For Juenger, it’s a simple case of economics. Ultimately, it comes down to how many subscribers a distributor is willing to lose. According to Juenger’s calculations, dropping Viacom would result in losing about 15% of a distributor’s video base.

“If you can stand to lose 15% of your subscribers, you should drop Viacom,” Juenger said, adding that he wasn’t singling out the company because of some personal vendetta. “If you drop Disney, you’ll have a tougher time maintaining subscribers.

“Everybody has something to break,” he added. “This is why the networks cannot continue to harvest these big price increases. It’s no longer financially viable to carry it.”

But it is just that fear of eroding affiliate-fee growth that is pushing some networks together. Scripps Networks, which has about eight channels including HGTV, Food Network, Travel Channel and CMT, is in merger talks with Discovery Communications.

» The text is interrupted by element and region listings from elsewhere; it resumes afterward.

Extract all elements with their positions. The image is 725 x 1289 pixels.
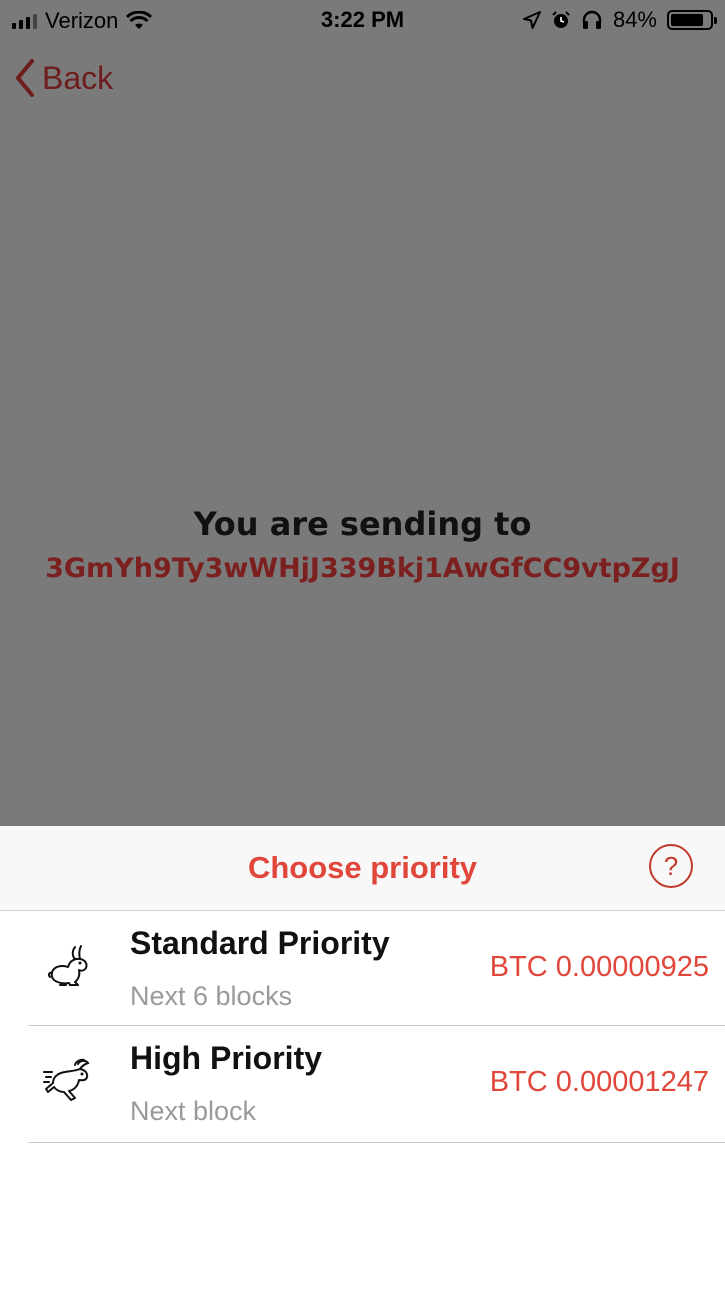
dimmed-backdrop[interactable] [0, 0, 725, 826]
location-arrow-icon [522, 11, 541, 29]
chevron-left-icon [16, 59, 34, 97]
battery-fill [671, 14, 703, 26]
option-subtitle: Next 6 blocks [130, 981, 293, 1011]
screen: Verizon 3:22 PM 84% Back You are sending… [0, 0, 725, 1289]
option-price: BTC 0.00000925 [489, 951, 709, 983]
rabbit-sitting-icon [47, 945, 88, 986]
status-right: 84% [522, 7, 717, 33]
sending-label: You are sending to [193, 505, 532, 543]
back-button[interactable]: Back [14, 58, 113, 98]
status-bar: Verizon 3:22 PM 84% [0, 0, 725, 40]
option-subtitle: Next block [130, 1096, 257, 1126]
priority-sheet: Choose priority ? Standard Priority Next… [0, 826, 725, 1289]
option-price: BTC 0.00001247 [489, 1066, 709, 1098]
option-title: Standard Priority [130, 925, 390, 961]
help-button[interactable]: ? [649, 844, 693, 888]
back-label: Back [42, 59, 114, 96]
option-high-priority[interactable]: High Priority Next block BTC 0.00001247 [28, 1026, 725, 1143]
recipient-address: 3GmYh9Ty3wWHjJ339Bkj1AwGfCC9vtpZgJ [45, 553, 680, 584]
rabbit-running-icon [43, 1058, 90, 1101]
sheet-header: Choose priority ? [0, 826, 725, 911]
battery-percent: 84% [612, 7, 657, 32]
option-standard-priority[interactable]: Standard Priority Next 6 blocks BTC 0.00… [28, 911, 725, 1026]
sending-info: You are sending to 3GmYh9Ty3wWHjJ339Bkj1… [0, 505, 725, 584]
battery-icon [667, 10, 717, 30]
headphones-icon [582, 10, 602, 29]
sheet-title: Choose priority [247, 850, 478, 885]
option-title: High Priority [130, 1040, 323, 1076]
alarm-clock-icon [552, 11, 570, 28]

That’s after Viacom dropped out of the running for Scripps, after reportedly readying an offer of $10.6 billion in cash.

The Discovery bid is expected to top $90 per share for Scripps, a 34% premium to its close on July 18, when merger talk first surfaced.

Read More: Complete Coverage of the Proposed Discovery-Scripps Merger

Fighting Scale With Scale
Merger proponents say smaller players need scale economics and added carriage for negotiating leverage. That’s because distributors have also been very active on the M&A front to give them more scale and leverage against programmers.

With big deals like Charter Communications-Time Warner Cable completed, and AT&T’s $108.7 billion purchase of Time Warner Inc. winding through the federal approval process, several other smaller deals have popped up in the past few months. TPG Capital has been particularly aggressive in the space — it snapped up RCN and Grande Communications last year for $2.25 billion, and in May agreed to purchase Wave Broadband for $2.36 billion. Cogeco Cable, the Canadian parent of Atlantic Broadband, agreed to buy Harron Communications’ MetroCast operations for $1.4 billion.

For smaller operators, the main catalyst for deals is to expand fiber and broadband networks. For many, video is becoming a second-class offering — small operators CableOne and Suddenlink Communications were the first to drop a major programmer (Viacom) in 2014.

According to a panel session at last week’s Independent Show, more deals are expected to come.

“Markets are strong across the board. We’re seeing that in the checks the private equity guys are writing,” said CoBank senior vice president Ted Koerner at a TIS session moderated by DH Capital co-founder and chairman Joe Duggan.